SHARING AMERICA'S TECH NEWS FROM THE VALLEY TO THE ALLEY
by Kara Swisher (courtesy AllThingsD)
At the recent D: All Things Digital conference earlier this month, General Electric CEO Jeff Immelt talked a lot about the savings that could be realized via a massive expansion of the so-called “Industrial Internet,” in order to reduce waste and maximize use of critical machines — such as power turbines — via sensors and other collected data.
GE is calling it “Predictivity,” and the industrial giant announced a Hadoop-based software platform for high-volume, machine data management at an event in San Francisco. The big data and analytics platform will include expanded partnerships with Accenture and Pivotal, as well as a new partnership with Amazon Web Services for cloud storage.

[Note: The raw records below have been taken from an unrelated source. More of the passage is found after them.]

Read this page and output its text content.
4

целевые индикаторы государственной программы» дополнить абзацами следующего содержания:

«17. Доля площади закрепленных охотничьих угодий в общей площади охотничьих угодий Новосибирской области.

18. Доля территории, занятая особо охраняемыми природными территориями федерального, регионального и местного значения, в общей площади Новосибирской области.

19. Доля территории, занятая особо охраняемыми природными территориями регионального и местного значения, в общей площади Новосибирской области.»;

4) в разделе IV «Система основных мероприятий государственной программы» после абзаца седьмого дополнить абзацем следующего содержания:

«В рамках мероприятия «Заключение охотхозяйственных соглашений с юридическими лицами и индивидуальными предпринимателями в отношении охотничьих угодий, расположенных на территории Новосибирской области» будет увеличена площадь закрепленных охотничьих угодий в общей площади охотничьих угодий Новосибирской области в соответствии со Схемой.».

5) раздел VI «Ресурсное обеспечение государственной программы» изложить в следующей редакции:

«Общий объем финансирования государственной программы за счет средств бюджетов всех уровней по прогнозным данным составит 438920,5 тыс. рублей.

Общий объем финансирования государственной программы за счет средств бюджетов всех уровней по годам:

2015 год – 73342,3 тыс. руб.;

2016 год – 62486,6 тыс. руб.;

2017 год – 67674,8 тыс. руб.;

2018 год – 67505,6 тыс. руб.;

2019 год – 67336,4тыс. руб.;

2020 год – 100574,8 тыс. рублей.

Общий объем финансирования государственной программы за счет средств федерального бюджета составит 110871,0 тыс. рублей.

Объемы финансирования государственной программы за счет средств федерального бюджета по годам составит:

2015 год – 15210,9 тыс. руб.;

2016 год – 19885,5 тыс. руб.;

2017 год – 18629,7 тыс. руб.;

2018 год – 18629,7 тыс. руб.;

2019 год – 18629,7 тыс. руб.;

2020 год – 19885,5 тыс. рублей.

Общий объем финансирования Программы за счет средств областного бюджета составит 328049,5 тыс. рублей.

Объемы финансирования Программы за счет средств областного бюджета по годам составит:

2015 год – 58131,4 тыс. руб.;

“This marks the first time industrial companies will have a common architecture, combining intelligent machines, sensors and advanced analytics,” said GE in a press release.
Machine data is a big topic going forward, since such information is growing at a massively rapid pace via sensors and other real-time analytics technologies, and it is extraordinarily complex compared to the consumer Internet. In simple terms, everything from your jet engine to your washing machine is talking to the Web in an endless dialogue full of important information.
This will be a big business. A new report released today by Wikibon said that spending on the Industrial Internet will reach $514 billion by 2020, as huge amounts of raw data needs computing in real time. (See below.)
It’s a little complex, but GE’s push into software that harnesses big data and analytics to make more efficient machines is a big deal. GE, for example, recently made a $105 million investment in Pivotal, an enterprise “platform-as-a-service” company which is run by former VMware CEO and top Microsoft exec Paul Maritz. It is a spinoff of VMware and EMC.
At a panel discussion at the announcement, AWS CTO Werner Vogels talked about the huge amounts of storage needed. “Big data here is one of those cases where collecting more data results in a better outcome,” he said, giving examples ranging from oil rigs to oceanographers. “It’s not just the analytics, it’s the whole pipeline.”
Maritz noted how important real-time information is critical for businesses, as well as taking cues from what has been done in the consumer space. “What I think is really exciting is taking the lessons learned in consumer Internet and going on a journey of information here,” he said.
Later, Maritz added, about the challenges of creating a common platform: “This needs to be bigger than any one of us.”
“The Industrial Internet should be like the Internet,” said Bill Ruh, who runs GE’s global software business. “This is an ecosystem play.”